Bersama-sama, kita dapat mengambil langkah kritis menuju penghapusan TB dan membangun masa depan yang lebih sehat.”
Vaksin TB baru: Prioritas dalam Strategi Imunisasi Nasional Indonesia Laporan Global TB 2024 menegaskan bahwa insiden dan penularan tertinggi terjadi pada populasi dewasa dan remaja. Model simulasi menunjukkan bahwa vaksin TB untuk remaja dan dewasa yang efektif 50% dalam mencegah penyakit diperkirakan dapat mencegah antara 37 dan 76 juta kasus dan menyelamatkan 4,6 hingga 8,5 juta nyawa secara global hingga tahun 2050.
Untuk bayi, vaksin yang ditingkatkan dengan efektivitas 80% dapat mencegah 5,8 hingga 18,8 juta kasus dan menyelamatkan 0,8 hingga 2,6 juta nyawa dalam periode yang sama. Ini Temuan menunjukkan bahwa vaksin TB yang aman dan efektif dapat secara signifikan mengurangi jumlah kasus TB dan kematian, dengan vaksin untuk remaja dan dewasa memiliki dampak yang lebih besar daripada vaksin untuk bayi. Efektivitas vaksin bergantung pada seberapa baik vaksin tersebut bekerja, seberapa lama perlindungan yang diberikan, siapa yang menerima vaksin, dan seberapa luas distribusinya.
Pengenalan vaksin TB baru merupakan elemen kunci dari Rencana Imunisasi Nasional (NIS) Indonesia, yang menetapkan tujuan imunisasi negara selama lima tahun ke depan. Investasi dalam vaksin TB, termasuk sistem pendukung yang diperlukan untuk akses dan distribusi yang efektif, tidak hanya kritis bagi kesehatan tetapi juga sangat efisien secara biaya di sebagian besar negara.

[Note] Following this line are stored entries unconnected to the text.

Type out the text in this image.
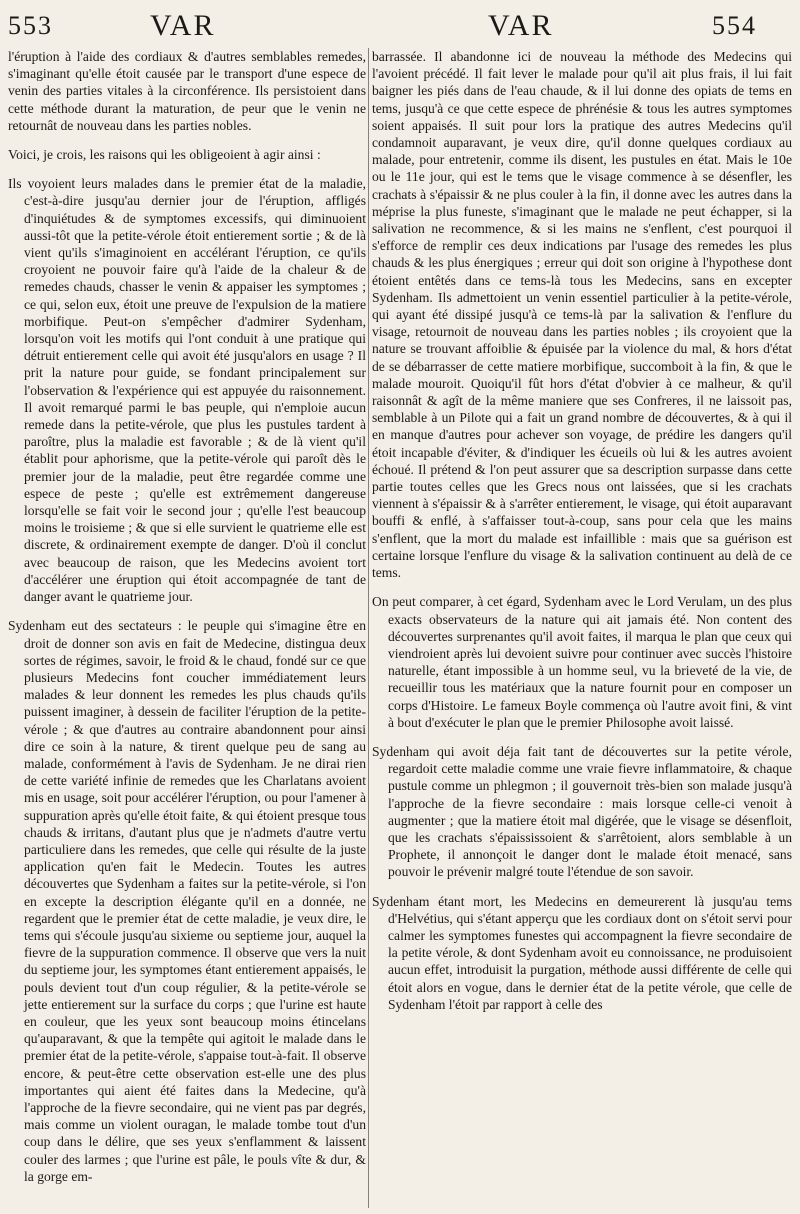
553	VAR	VAR	554

l'éruption à l'aide des cordiaux & d'autres semblables remedes, s'imaginant qu'elle étoit causée par le transport d'une espece de venin des parties vitales à la circonférence. Ils persistoient dans cette méthode durant la maturation, de peur que le venin ne retournât de nouveau dans les parties nobles.

Voici, je crois, les raisons qui les obligeoient à agir ainsi :

Ils voyoient leurs malades dans le premier état de la maladie, c'est-à-dire jusqu'au dernier jour de l'éruption, affligés d'inquiétudes & de symptomes excessifs, qui diminuoient aussi-tôt que la petite-vérole étoit entierement sortie ; & de là vient qu'ils s'imaginoient en accélérant l'éruption, ce qu'ils croyoient ne pouvoir faire qu'à l'aide de la chaleur & de remedes chauds, chasser le venin & appaiser les symptomes ; ce qui, selon eux, étoit une preuve de l'expulsion de la matiere morbifique. Peut-on s'empêcher d'admirer Sydenham, lorsqu'on voit les motifs qui l'ont conduit à une pratique qui détruit entierement celle qui avoit été jusqu'alors en usage ? Il prit la nature pour guide, se fondant principalement sur l'observation & l'expérience qui est appuyée du raisonnement. Il avoit remarqué parmi le bas peuple, qui n'emploie aucun remede dans la petite-vérole, que plus les pustules tardent à paroître, plus la maladie est favorable ; & de là vient qu'il établit pour aphorisme, que la petite-vérole qui paroît dès le premier jour de la maladie, peut être regardée comme une espece de peste ; qu'elle est extrêmement dangereuse lorsqu'elle se fait voir le second jour ; qu'elle l'est beaucoup moins le troisieme ; & que si elle survient le quatrieme elle est discrete, & ordinairement exempte de danger. D'où il conclut avec beaucoup de raison, que les Medecins avoient tort d'accélérer une éruption qui étoit accompagnée de tant de danger avant le quatrieme jour.

Sydenham eut des sectateurs : le peuple qui s'imagine être en droit de donner son avis en fait de Medecine, distingua deux sortes de régimes, savoir, le froid & le chaud, fondé sur ce que plusieurs Medecins font coucher immédiatement leurs malades & leur donnent les remedes les plus chauds qu'ils puissent imaginer, à dessein de faciliter l'éruption de la petite-vérole ; & que d'autres au contraire abandonnent pour ainsi dire ce soin à la nature, & tirent quelque peu de sang au malade, conformément à l'avis de Sydenham. Je ne dirai rien de cette variété infinie de remedes que les Charlatans avoient mis en usage, soit pour accélérer l'éruption, ou pour l'amener à suppuration après qu'elle étoit faite, & qui étoient presque tous chauds & irritans, d'autant plus que je n'admets d'autre vertu particuliere dans les remedes, que celle qui résulte de la juste application qu'en fait le Medecin. Toutes les autres découvertes que Sydenham a faites sur la petite-vérole, si l'on en excepte la description élégante qu'il en a donnée, ne regardent que le premier état de cette maladie, je veux dire, le tems qui s'écoule jusqu'au sixieme ou septieme jour, auquel la fievre de la suppuration commence. Il observe que vers la nuit du septieme jour, les symptomes étant entierement appaisés, le pouls devient tout d'un coup régulier, & la petite-vérole se jette entierement sur la surface du corps ; que l'urine est haute en couleur, que les yeux sont beaucoup moins étincelans qu'auparavant, & que la tempête qui agitoit le malade dans le premier état de la petite-vérole, s'appaise tout-à-fait. Il observe encore, & peut-être cette observation est-elle une des plus importantes qui aient été faites dans la Medecine, qu'à l'approche de la fievre secondaire, qui ne vient pas par degrés, mais comme un violent ouragan, le malade tombe tout d'un coup dans le délire, que ses yeux s'enflamment & laissent couler des larmes ; que l'urine est pâle, le pouls vîte & dur, & la gorge em-

barrassée. Il abandonne ici de nouveau la méthode des Medecins qui l'avoient précédé. Il fait lever le malade pour qu'il ait plus frais, il lui fait baigner les piés dans de l'eau chaude, & il lui donne des opiats de tems en tems, jusqu'à ce que cette espece de phrénésie & tous les autres symptomes soient appaisés. Il suit pour lors la pratique des autres Medecins qu'il condamnoit auparavant, je veux dire, qu'il donne quelques cordiaux au malade, pour entretenir, comme ils disent, les pustules en état. Mais le 10e ou le 11e jour, qui est le tems que le visage commence à se désenfler, les crachats à s'épaissir & ne plus couler à la fin, il donne avec les autres dans la méprise la plus funeste, s'imaginant que le malade ne peut échapper, si la salivation ne recommence, & si les mains ne s'enflent, c'est pourquoi il s'efforce de remplir ces deux indications par l'usage des remedes les plus chauds & les plus énergiques ; erreur qui doit son origine à l'hypothese dont étoient entêtés dans ce tems-là tous les Medecins, sans en excepter Sydenham. Ils admettoient un venin essentiel particulier à la petite-vérole, qui ayant été dissipé jusqu'à ce tems-là par la salivation & l'enflure du visage, retournoit de nouveau dans les parties nobles ; ils croyoient que la nature se trouvant affoiblie & épuisée par la violence du mal, & hors d'état de se débarrasser de cette matiere morbifique, succomboit à la fin, & que le malade mouroit. Quoiqu'il fût hors d'état d'obvier à ce malheur, & qu'il raisonnât & agît de la même maniere que ses Confreres, il ne laissoit pas, semblable à un Pilote qui a fait un grand nombre de découvertes, & à qui il en manque d'autres pour achever son voyage, de prédire les dangers qu'il étoit incapable d'éviter, & d'indiquer les écueils où lui & les autres avoient échoué. Il prétend & l'on peut assurer que sa description surpasse dans cette partie toutes celles que les Grecs nous ont laissées, que si les crachats viennent à s'épaissir & à s'arrêter entierement, le visage, qui étoit auparavant bouffi & enflé, à s'affaisser tout-à-coup, sans pour cela que les mains s'enflent, que la mort du malade est infaillible : mais que sa guérison est certaine lorsque l'enflure du visage & la salivation continuent au delà de ce tems.

On peut comparer, à cet égard, Sydenham avec le Lord Verulam, un des plus exacts observateurs de la nature qui ait jamais été. Non content des découvertes surprenantes qu'il avoit faites, il marqua le plan que ceux qui viendroient après lui devoient suivre pour continuer avec succès l'histoire naturelle, étant impossible à un homme seul, vu la brieveté de la vie, de recueillir tous les matériaux que la nature fournit pour en composer un corps d'Histoire. Le fameux Boyle commença où l'autre avoit fini, & vint à bout d'exécuter le plan que le premier Philosophe avoit laissé.

Sydenham qui avoit déja fait tant de découvertes sur la petite vérole, regardoit cette maladie comme une vraie fievre inflammatoire, & chaque pustule comme un phlegmon ; il gouvernoit très-bien son malade jusqu'à l'approche de la fievre secondaire : mais lorsque celle-ci venoit à augmenter ; que la matiere étoit mal digérée, que le visage se désenfloit, que les crachats s'épaississoient & s'arrêtoient, alors semblable à un Prophete, il annonçoit le danger dont le malade étoit menacé, sans pouvoir le prévenir malgré toute l'étendue de son savoir.

Sydenham étant mort, les Medecins en demeurerent là jusqu'au tems d'Helvétius, qui s'étant apperçu que les cordiaux dont on s'étoit servi pour calmer les symptomes funestes qui accompagnent la fievre secondaire de la petite vérole, & dont Sydenham avoit eu connoissance, ne produisoient aucun effet, introduisit la purgation, méthode aussi différente de celle qui étoit alors en vogue, dans le dernier état de la petite vérole, que celle de Sydenham l'étoit par rapport à celle des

WHO memperkirakan bahwa untuk setiap US$ 1 dolar yang diinvestasikan dalam vaksin TB, akan ada pengembalian tujuh kali lipat dalam manfaat kesehatan dan ekonomi secara global selama 25 tahun ke depan.
“Seperti yang kita ketahui dari sejarah epidemi global dan eliminasi beberapa penyakit menular, hal itu tidak mungkin tercapai tanpa vaksin yang efektif. Dan ne “Vaksin TB berpotensi menjadi game-changer sejati dalam perjuangan melawan penyakit kuno ini, yang menewaskan dan menyiksa jutaan orang di seluruh dunia,” tambah Dr. Tereza Kasaeva, Direktur Program TB Global WHO.
Pertemuan tersebut mengidentifikasi celah data dan bukti yang harus diatasi untuk mendukung pengambilan keputusan Indonesia, serta peluang kritis untuk mempercepat pengenalan vaksin TB baru yang aman dan efektif di negara ini. Partisipasi aktif Pemerintah Indonesia dalam uji klinis dan diskusi ini menempatkan negara ini sebagai pemimpin dalam upaya global untuk mengeliminasi TB.